That’s the rule followed at Aardema Group dairies.
After weaning, they keep the animals on calf starter for an additional 10 days to two weeks. During that time, Holsteins consume 5 to 7 pounds of starter feed per day; Jerseys a little less.
4. Grouping lag.
This is an area where M & M Feedlot in Parma, Idaho, puts a lot of time and effort. (See the description that appears earlier in this story.)
Currently, M & M raises about 700 bull calves, but has the permits and facilities to raise a lot more calves someday for other dairies.
5. Grower stage.
Besides calves, M & M Feedlot specializes in replacement heifers. Currently, it raises 13,000 heifers for five different dairymen.

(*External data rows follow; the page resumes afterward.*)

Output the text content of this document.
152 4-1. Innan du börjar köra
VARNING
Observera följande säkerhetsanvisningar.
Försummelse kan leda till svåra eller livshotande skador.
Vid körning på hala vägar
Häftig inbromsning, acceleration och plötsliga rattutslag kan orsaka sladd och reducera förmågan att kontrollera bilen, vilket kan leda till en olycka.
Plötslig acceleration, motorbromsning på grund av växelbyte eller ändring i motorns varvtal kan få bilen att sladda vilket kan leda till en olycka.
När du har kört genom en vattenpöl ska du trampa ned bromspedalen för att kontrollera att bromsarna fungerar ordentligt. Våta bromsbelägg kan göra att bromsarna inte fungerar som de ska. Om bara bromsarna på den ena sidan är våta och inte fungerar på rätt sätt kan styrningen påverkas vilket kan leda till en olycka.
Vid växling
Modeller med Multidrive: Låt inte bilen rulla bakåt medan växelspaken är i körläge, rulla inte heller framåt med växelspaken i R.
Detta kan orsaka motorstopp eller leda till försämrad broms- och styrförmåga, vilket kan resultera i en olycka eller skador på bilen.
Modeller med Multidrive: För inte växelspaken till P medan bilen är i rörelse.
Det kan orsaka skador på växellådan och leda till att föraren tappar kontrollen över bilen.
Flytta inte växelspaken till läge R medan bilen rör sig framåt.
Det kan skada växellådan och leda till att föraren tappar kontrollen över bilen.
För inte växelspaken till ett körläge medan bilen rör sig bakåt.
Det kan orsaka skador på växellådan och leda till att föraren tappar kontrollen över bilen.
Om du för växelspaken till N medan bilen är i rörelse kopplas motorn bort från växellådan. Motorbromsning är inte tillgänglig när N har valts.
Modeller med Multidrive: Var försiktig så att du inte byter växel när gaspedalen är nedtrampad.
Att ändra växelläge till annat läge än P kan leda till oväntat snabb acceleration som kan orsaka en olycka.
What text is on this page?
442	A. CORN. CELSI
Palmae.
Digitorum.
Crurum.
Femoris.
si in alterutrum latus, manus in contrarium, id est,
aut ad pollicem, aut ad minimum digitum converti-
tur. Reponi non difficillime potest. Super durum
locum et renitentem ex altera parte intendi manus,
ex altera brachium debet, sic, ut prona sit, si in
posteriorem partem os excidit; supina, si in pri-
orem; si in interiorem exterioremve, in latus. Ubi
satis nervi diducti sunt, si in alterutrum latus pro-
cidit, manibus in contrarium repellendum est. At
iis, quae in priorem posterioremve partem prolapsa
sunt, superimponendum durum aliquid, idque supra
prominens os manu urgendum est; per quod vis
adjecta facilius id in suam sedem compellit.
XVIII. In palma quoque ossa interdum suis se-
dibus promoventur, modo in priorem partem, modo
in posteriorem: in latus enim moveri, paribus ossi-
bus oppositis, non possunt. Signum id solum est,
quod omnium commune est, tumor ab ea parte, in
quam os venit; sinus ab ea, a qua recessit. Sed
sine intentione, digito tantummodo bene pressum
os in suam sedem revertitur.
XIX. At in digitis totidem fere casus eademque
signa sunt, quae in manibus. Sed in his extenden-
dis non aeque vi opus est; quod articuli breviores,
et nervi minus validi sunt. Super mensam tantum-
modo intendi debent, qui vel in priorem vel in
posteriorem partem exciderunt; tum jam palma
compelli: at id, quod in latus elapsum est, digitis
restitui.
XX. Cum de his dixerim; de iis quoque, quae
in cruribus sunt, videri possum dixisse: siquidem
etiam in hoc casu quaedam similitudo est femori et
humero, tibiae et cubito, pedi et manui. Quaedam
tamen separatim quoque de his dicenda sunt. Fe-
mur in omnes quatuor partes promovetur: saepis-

Heifers typically arrive at six months of age. M & M keeps them segregated according to weight — 400 to 450 pounds in a pen, 451 to 500 pounds in a pen, and so on in 50-pound increments. That allows the feedlot to keep track of the animals’ progress and tailor their rations to their exact needs.
“We don’t limit-feed, we don’t over-feed. I call it exact-feed,” says Darin Mann, who besides helping to run M & M recently served as president of the Dairy Calf and Heifer Association.
There is uniformity in the animals’ appearance, which indicates that M & M is feeding them right; the animals are not stressed, and the pens are not overstocked.
Average daily gain has been running 1.96 for the animals between six and 12 months of age, which is outstanding.